Over the past few months, the Equality Commission has been surveying employers and employees throughout Northern Ireland, hearing about what would help them ensure fair and equal treatment and good workplace relations and about what can upset or disturb the achievement of these goals. We are getting plenty of feedback to the survey, which is being collated and analysed, and we will share the outcomes from that when the process is completed.

Many of the issues coming up at Commission training sessions and in advice queries from employers are on themes which will be familiar to readers of this column. Concerns about how to deal with requests for flexible working arrangements, for example, or the need to make reasonable adjustments for people with disabilities, feature frequently.

Another issue which employers have been raising with us is what steps they should take when women employees have menopausal symptoms. The symptoms vary from woman to woman, but can include hot flushes, headaches and ‘brain fog’ which may affect memory or concentration. These can be serious enough to impact on the work of a woman going through the menopause and it is vital that, when this situation arises, both the employee and her manager or employer are able to discuss the situation openly and positively.

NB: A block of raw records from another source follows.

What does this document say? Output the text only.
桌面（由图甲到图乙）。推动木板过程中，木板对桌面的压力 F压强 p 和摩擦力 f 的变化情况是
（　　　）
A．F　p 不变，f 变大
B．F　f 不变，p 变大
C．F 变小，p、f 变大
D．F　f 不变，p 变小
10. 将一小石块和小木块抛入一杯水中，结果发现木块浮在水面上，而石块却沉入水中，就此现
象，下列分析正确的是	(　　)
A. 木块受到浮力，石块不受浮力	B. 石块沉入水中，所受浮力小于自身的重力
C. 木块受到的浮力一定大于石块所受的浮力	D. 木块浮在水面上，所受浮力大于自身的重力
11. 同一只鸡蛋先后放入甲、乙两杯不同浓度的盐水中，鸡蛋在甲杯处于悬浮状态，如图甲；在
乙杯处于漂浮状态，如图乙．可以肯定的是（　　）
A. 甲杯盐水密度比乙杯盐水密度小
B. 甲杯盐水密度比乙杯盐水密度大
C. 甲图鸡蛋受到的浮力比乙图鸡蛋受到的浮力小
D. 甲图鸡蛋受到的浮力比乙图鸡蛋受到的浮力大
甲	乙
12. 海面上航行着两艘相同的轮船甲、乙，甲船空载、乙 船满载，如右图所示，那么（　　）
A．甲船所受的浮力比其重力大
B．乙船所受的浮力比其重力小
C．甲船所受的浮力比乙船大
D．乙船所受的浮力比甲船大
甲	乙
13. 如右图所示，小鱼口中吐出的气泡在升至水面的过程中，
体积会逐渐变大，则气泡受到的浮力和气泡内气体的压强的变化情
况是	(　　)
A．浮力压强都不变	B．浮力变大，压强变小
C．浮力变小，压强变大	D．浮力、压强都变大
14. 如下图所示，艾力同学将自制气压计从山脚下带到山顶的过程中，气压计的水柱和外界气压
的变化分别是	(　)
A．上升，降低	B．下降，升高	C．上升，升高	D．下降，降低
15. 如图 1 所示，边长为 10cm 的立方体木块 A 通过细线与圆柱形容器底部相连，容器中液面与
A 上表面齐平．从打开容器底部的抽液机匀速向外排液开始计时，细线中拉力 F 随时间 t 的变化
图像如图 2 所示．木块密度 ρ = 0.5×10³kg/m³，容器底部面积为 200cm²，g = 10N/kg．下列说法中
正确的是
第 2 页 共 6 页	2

That is important, first and foremost for the welfare of the employee, and also for the benefit of the business. Menopausal symptoms can raise workplace issues around gender, age and disability, so an employer needs to consider them carefully. There are a number of basic measures which can be taken to create a working environment where potential problems can be minimised.

Having a policy which recognizes menopause as a potential equality issue within the workplace and making sure that it is included within any occupational health strategy is one important step. This can make women feel more comfortable in raising any issues surrounding the menopause. Of course, when issues are raised, they need to be dealt with, so managers have to be trained to deal effectively and empathetically with queries and put adjustments in place for staff affected.

Adjustments are often straightforward and simple measures such as placing workstations near open windows or making sure there is adequate ventilation or access to a fan, or ensuring there is cold drinking water available. What best suits any particular person’s needs, of course, can only be worked out in consultation with the employee concerned.